Anonymous wrote:My mom died in 2007. I was in my early 20s. I was deep on my grief for 7 months. I went to a lot of therapy and drank too much. Then a point came where it started to feel less raw.
Almost 20 years later and I still get waves of grief occasionally or flashes of anger that she is gone. Mostly related to the fact that she never met my kids (first born in 2011) and that we never got to have a real relationship as adults. I miss her every day.
Anonymous wrote:How long did you grieve after losing a parent? What phases did you move thru, how long did they last? How long did it affect you at work?
Answers to any of the above appreciated. I’m sorry for your loss.
Anonymous wrote:I have never stopped grieving my parent who died nine years ago. I am not trying to stop grieving. I miss them terribly every single day.
Anonymous wrote:Anonymous wrote:Um about a month? I think the phases were shock and then deep sadness for her. She was kind of delusional but always claimed to love life and I know she loved being fussed over and getting a ton of attention, and would be SO hurt to know she died both suddenly and alone. She'd have wanted people to cry at her deathbed while she imparted secrets and wisdom to them and such. Then, the last phase was sadness for me that I wasn't sad for myself that she died, just sad for her, and happy for my dad that he was finally free.

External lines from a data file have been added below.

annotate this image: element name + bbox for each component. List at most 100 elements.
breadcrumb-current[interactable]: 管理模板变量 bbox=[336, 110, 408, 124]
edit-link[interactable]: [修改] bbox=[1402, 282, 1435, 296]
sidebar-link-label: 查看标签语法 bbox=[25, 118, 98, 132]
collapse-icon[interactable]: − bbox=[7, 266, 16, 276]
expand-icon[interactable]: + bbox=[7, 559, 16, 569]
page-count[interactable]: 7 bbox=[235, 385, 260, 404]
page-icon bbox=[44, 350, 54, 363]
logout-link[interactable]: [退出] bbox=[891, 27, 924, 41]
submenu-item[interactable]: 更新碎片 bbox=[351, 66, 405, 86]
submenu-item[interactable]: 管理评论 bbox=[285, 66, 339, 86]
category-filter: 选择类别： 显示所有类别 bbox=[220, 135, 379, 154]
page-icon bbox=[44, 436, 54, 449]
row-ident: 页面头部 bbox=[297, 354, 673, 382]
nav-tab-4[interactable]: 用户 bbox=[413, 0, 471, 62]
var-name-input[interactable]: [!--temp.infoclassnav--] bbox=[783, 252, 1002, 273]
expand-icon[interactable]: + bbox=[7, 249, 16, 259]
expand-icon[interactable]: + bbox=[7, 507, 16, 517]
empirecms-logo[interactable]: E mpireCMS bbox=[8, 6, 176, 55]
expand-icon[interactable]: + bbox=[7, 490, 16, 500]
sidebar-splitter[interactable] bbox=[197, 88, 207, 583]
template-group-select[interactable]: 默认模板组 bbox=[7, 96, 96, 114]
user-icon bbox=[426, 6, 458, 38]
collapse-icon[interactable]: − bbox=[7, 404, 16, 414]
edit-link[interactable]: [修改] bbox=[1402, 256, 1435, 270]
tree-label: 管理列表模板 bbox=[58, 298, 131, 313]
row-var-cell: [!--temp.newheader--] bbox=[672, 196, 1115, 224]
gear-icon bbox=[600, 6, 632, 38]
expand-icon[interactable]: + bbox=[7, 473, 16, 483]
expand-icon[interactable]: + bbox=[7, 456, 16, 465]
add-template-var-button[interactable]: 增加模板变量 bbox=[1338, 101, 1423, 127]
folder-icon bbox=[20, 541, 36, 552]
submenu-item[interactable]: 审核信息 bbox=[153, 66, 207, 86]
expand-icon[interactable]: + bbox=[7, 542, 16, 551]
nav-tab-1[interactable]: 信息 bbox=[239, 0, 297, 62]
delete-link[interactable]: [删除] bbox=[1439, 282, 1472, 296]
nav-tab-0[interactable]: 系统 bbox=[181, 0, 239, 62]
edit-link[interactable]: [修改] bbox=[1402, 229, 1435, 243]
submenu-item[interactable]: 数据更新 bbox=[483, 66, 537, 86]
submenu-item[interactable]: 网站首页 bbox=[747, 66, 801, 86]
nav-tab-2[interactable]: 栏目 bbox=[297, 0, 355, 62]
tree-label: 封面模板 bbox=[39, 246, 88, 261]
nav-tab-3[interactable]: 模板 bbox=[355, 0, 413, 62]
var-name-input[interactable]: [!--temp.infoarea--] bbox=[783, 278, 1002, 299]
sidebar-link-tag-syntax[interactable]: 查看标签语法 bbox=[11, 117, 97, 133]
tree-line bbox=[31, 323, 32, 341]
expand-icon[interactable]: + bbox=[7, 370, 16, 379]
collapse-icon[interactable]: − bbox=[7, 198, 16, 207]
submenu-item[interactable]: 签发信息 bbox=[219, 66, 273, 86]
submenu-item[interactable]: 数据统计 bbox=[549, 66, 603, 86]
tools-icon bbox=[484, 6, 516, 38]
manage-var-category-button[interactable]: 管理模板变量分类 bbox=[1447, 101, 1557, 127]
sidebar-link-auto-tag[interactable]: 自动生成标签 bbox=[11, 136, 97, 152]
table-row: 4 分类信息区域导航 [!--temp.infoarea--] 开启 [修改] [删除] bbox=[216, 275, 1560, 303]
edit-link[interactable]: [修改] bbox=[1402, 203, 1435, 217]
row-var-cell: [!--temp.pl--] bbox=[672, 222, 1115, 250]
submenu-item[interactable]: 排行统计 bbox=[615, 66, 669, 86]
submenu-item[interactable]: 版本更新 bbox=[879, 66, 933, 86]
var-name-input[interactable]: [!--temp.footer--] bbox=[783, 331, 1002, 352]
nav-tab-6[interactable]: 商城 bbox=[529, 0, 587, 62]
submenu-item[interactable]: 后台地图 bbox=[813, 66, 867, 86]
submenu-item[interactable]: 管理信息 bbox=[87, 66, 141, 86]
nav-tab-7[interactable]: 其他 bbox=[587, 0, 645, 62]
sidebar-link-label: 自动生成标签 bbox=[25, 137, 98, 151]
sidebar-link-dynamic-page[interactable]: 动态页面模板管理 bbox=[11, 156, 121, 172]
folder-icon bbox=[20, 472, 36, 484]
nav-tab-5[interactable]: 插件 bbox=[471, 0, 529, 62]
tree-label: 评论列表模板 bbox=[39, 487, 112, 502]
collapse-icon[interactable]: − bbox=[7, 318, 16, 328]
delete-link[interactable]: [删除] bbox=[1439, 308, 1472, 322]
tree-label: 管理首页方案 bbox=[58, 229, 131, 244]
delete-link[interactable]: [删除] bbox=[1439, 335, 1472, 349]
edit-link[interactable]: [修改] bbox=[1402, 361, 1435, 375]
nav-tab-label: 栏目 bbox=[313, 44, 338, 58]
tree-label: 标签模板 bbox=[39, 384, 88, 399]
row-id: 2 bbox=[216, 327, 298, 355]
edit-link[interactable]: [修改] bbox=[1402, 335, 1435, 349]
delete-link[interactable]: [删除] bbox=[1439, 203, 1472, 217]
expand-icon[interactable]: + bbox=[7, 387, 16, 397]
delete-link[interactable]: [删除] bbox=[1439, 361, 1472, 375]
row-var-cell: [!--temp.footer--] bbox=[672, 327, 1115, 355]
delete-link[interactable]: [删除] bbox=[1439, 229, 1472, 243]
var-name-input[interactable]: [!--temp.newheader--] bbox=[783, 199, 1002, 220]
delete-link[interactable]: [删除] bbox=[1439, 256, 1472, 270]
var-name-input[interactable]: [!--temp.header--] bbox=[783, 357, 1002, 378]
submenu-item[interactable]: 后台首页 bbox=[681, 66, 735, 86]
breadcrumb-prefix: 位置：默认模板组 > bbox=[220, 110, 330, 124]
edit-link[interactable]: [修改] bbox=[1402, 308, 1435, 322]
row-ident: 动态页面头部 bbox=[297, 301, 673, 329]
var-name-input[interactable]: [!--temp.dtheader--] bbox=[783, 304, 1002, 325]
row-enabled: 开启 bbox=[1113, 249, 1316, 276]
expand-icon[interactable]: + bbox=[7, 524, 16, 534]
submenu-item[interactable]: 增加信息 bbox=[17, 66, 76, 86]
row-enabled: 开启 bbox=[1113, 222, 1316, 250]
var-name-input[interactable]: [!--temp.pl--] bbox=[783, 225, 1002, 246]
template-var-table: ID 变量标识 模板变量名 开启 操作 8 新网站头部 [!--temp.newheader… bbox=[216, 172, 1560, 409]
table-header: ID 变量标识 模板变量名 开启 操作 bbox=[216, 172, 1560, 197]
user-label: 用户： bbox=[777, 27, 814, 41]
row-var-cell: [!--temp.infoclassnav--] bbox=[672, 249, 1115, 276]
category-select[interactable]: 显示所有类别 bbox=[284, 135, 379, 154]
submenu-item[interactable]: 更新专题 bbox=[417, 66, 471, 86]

My mom died at night, and in my religion the funeral takes place very shortly after death, so I basically cried on and off through a couple of days of work. Then had my work laptop open while also having personal laptop open as I watched the funeral service during work hours. I was working from home so nobody at work knew. So I guess it didn't affect me at work at all.
Can I ask, how old were you? This could have been me if my mom died in my 20s/early 30s. But now (late 40s) it seems unthinkable. Pls take care of yourself, PP. God bless your mom and you.
Anonymous wrote:Um about a month? I think the phases were shock and then deep sadness for her. She was kind of delusional but always claimed to love life and I know she loved being fussed over and getting a ton of attention, and would be SO hurt to know she died both suddenly and alone. She'd have wanted people to cry at her deathbed while she imparted secrets and wisdom to them and such. Then, the last phase was sadness for me that I wasn't sad for myself that she died, just sad for her, and happy for my dad that he was finally free.
My mom died at night, and in my religion the funeral takes place very shortly after death, so I basically cried on and off through a couple of days of work. Then had my work laptop open while also having personal laptop open as I watched the funeral service during work hours. I was working from home so nobody at work knew. So I guess it didn't affect me at work at all.